O novo presidente do Egito, Mohamed Morsi, ordenou ontem que o Parlamento de maioria islâmica fosse reconvocado até a eleição de novos parlamentares, desafiando a autoridade dos generais que o dissolveram com base na decisão de um tribunal - sob a justificativa de irregularidades detectadas na eleição parlamentar realizada em várias etapas, de novembro a janeiro.

No dia 30, Morsi foi empossado pelos generais que estiveram no poder desde a queda de Hosni Mubarak no ano passado. Mas, pouco antes de entregar o poder, os militares limitaram alguns dos poderes presidenciais e conferiram a si mesmos um papel legislativo.
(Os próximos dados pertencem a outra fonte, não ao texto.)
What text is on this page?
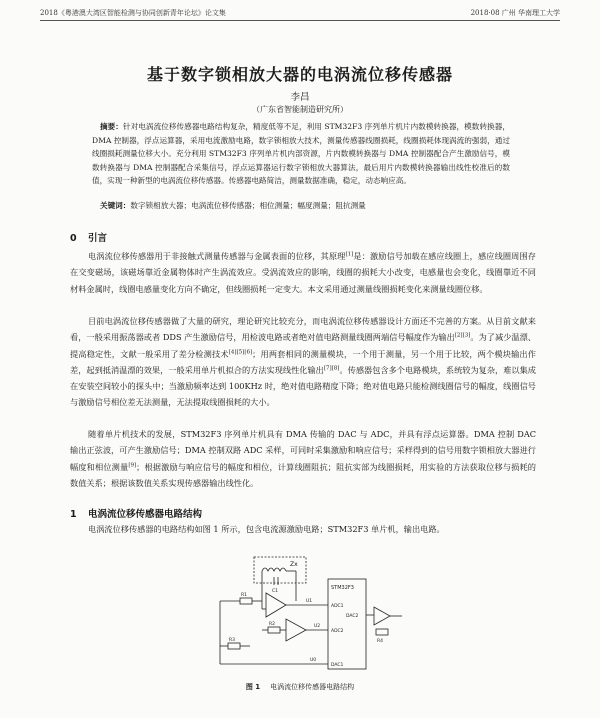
2018《粤港澳大湾区智能检测与协同创新青年论坛》论文集	2018·08 广州 华南理工大学
基于数字锁相放大器的电涡流位移传感器
李昌
（广东省智能制造研究所）
摘要：针对电涡流位移传感器电路结构复杂，精度低等不足，利用 STM32F3 序列单片机片内数模转换器，模数转换器，DMA 控制器，浮点运算器，采用电流激励电路，数字锁相放大技术，测量传感器线圈损耗，线圈损耗体现涡流的强弱，通过线圈损耗测量位移大小。充分利用 STM32F3 序列单片机内部资源，片内数模转换器与 DMA 控制器配合产生激励信号，模数转换器与 DMA 控制器配合采集信号，浮点运算器运行数字锁相放大器算法，最后用片内数模转换器输出线性校准后的数值，实现一种新型的电涡流位移传感器。传感器电路简洁，测量数据准确，稳定，动态响应高。
关键词：数字锁相放大器；电涡流位移传感器；相位测量；幅度测量；阻抗测量
0 引言
电涡流位移传感器用于非接触式测量传感器与金属表面的位移，其原理[1]是：激励信号加载在感应线圈上，感应线圈周围存在交变磁场，该磁场靠近金属物体时产生涡流效应。受涡流效应的影响，线圈的损耗大小改变，电感量也会变化，线圈靠近不同材料金属时，线圈电感量变化方向不确定，但线圈损耗一定变大。本文采用通过测量线圈损耗变化来测量线圈位移。
目前电涡流位移传感器做了大量的研究，理论研究比较充分，而电涡流位移传感器设计方面还不完善的方案。从目前文献来看，一般采用振荡器或者 DDS 产生激励信号，用检波电路或者绝对值电路测量线圈两端信号幅度作为输出[2][3]。为了减少温漂、提高稳定性，文献一般采用了差分检测技术[4][5][6]；用两套相同的测量模块，一个用于测量，另一个用于比较，两个模块输出作差，起到抵消温漂的效果，一般采用单片机拟合的方法实现线性化输出[7][8]。传感器包含多个电路模块，系统较为复杂，难以集成在安装空间较小的探头中；当激励频率达到 100KHz 时，绝对值电路精度下降；绝对值电路只能检测线圈信号的幅度，线圈信号与激励信号相位差无法测量，无法提取线圈损耗的大小。
随着单片机技术的发展，STM32F3 序列单片机具有 DMA 传输的 DAC 与 ADC，并具有浮点运算器。DMA 控制 DAC 输出正弦波，可产生激励信号；DMA 控制双路 ADC 采样，可同时采集激励和响应信号；采样得到的信号用数字锁相放大器进行幅度和相位测量[9]；根据激励与响应信号的幅度和相位，计算线圈阻抗；阻抗实部为线圈损耗，用实验的方法获取位移与损耗的数值关系；根据该数值关系实现传感器输出线性化。
1 电涡流位移传感器电路结构
电涡流位移传感器的电路结构如图 1 所示，包含电流源激励电路；STM32F3 单片机，输出电路。
Zx
C1
R1
U1
R2	U2
R3
U0
STM32F3
ADC1
ADC2
DAC1
DAC2
R4
图 1 电涡流位移传感器电路结构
A decisão do presidente remove os poderes legislativos do Exército e os devolve a um Parlamento dominado pelo partido de Morsi, a Irmandade Muçulmana, e seus aliados.
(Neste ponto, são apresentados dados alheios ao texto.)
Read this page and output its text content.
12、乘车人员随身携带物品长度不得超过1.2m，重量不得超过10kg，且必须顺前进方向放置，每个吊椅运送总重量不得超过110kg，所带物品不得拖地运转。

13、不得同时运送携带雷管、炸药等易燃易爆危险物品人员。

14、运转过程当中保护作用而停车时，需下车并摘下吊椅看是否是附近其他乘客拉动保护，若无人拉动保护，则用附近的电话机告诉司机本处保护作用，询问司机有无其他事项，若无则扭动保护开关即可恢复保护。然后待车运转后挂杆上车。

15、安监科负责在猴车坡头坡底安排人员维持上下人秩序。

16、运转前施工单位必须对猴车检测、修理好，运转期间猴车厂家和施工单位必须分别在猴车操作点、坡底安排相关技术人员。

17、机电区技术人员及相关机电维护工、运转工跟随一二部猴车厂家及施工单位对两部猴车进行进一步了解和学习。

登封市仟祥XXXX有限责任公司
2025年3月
A agência estatal de notícias Mena disse que o conselho militar convocou ontem à noite uma reunião de emergência para debater o decreto. Um membro do conselho disse, sob a condição de anonimato, que os generais não tinham sido alertados antecipadamente da decisão tomada por Morsi.
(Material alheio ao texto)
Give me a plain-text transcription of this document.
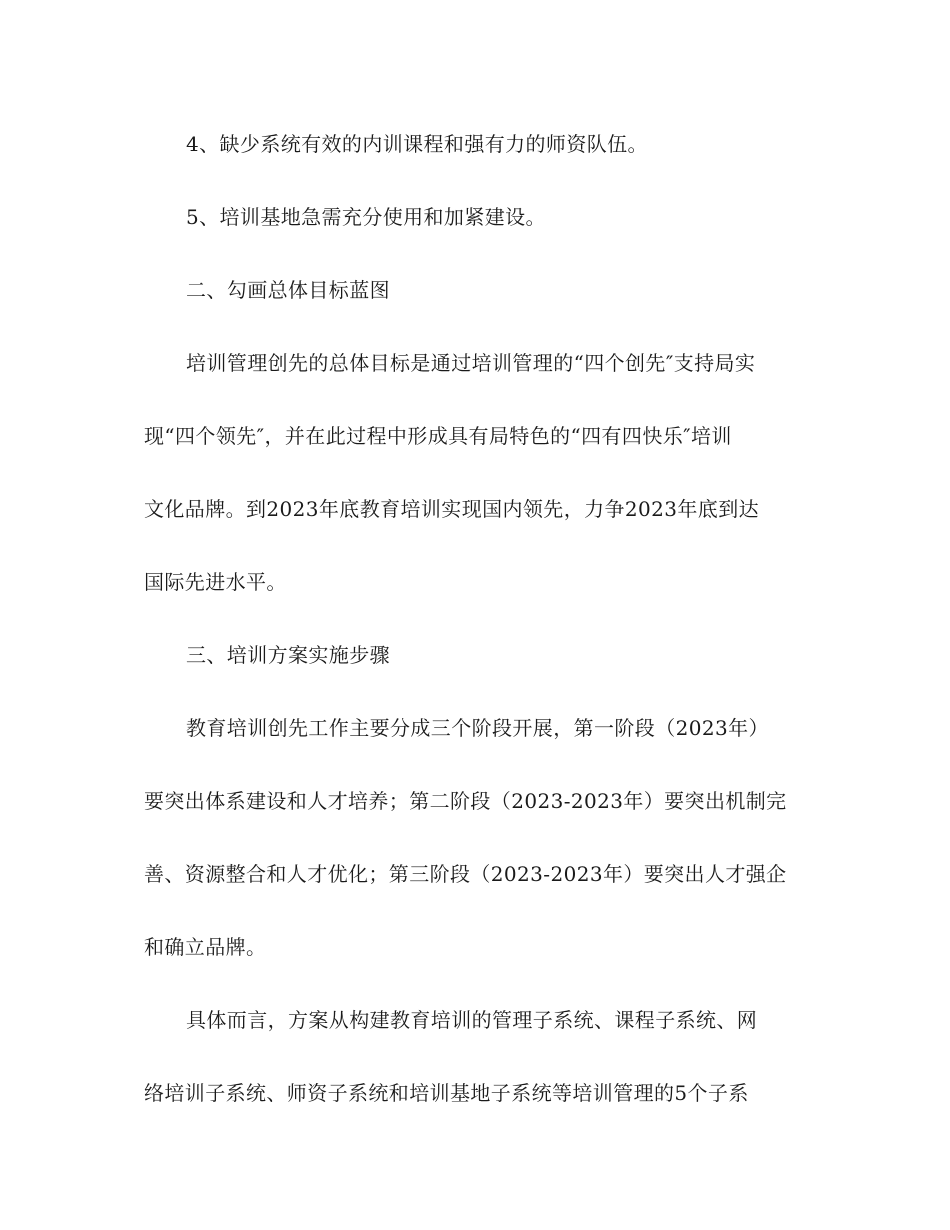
4、缺少系统有效的内训课程和强有力的师资队伍。

5、培训基地急需充分使用和加紧建设。

二、勾画总体目标蓝图

培训管理创先的总体目标是通过培训管理的“四个创先″支持局实

现“四个领先″，并在此过程中形成具有局特色的“四有四快乐″培训

文化品牌。到2023年底教育培训实现国内领先，力争2023年底到达

国际先进水平。

三、培训方案实施步骤

教育培训创先工作主要分成三个阶段开展，第一阶段（2023年）

要突出体系建设和人才培养；第二阶段（2023-2023年）要突出机制完

善、资源整合和人才优化；第三阶段（2023-2023年）要突出人才强企

和确立品牌。

具体而言，方案从构建教育培训的管理子系统、课程子系统、网

络培训子系统、师资子系统和培训基地子系统等培训管理的5个子系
O presidente convocou também a realização de eleições antecipadas depois que uma nova Constituição tenha sido redigida. Isso denotou uma possível concessão ao indicar que a Assembleia, criticada por alguns em decorrência de seu fraco desempenho inicial, não teria um mandato de quatro anos.

"O presidente Morsi ordenou a reconvocação do Parlamento eleito, que deverá manter suas sessões", afirmou um comunicado presidencial lido pelo assessor Yasser Ali. "Uma eleição parlamentar antecipada será realizada dentro de 60 dias após a aprovação de uma nova Constituição", disse Ali.

As reuniões de uma assembleia para a redação de uma nova Constituição ainda estão nos estágios iniciais, atrasadas pelas disputas entre liberais, islâmicos e outros. Analistas dizem que não esperavam um relacionamento tranquilo entre o Exército, laico, e um presidente islâmico, mas acreditavam que Morsi agiria com cautela para evitar um confronto.

"Todos esperavam que isso ocorresse, mas não agora, a não ser que essa decisão tenha sido tomada em conjunto com o conselho militar, algo que me parece difícil de acreditar", disse o analista político Mohamed Khalil a respeito do decreto de ontem.

"Isso significa que ele está tirando o Poder Legislativo do conselho militar e devolvendo-o ao Parlamento. Talvez ele precise de certas leis nesse período para garantir o poder do governo ou para implementar o plano de cem dias" para as primeiras semanas de presidência, disse Khalil. O contexto no qual a decisão foi tomada ainda não está claro, mas o pedido por eleições antecipadas pode aplacar a demanda por um novo Parlamento, disse ele.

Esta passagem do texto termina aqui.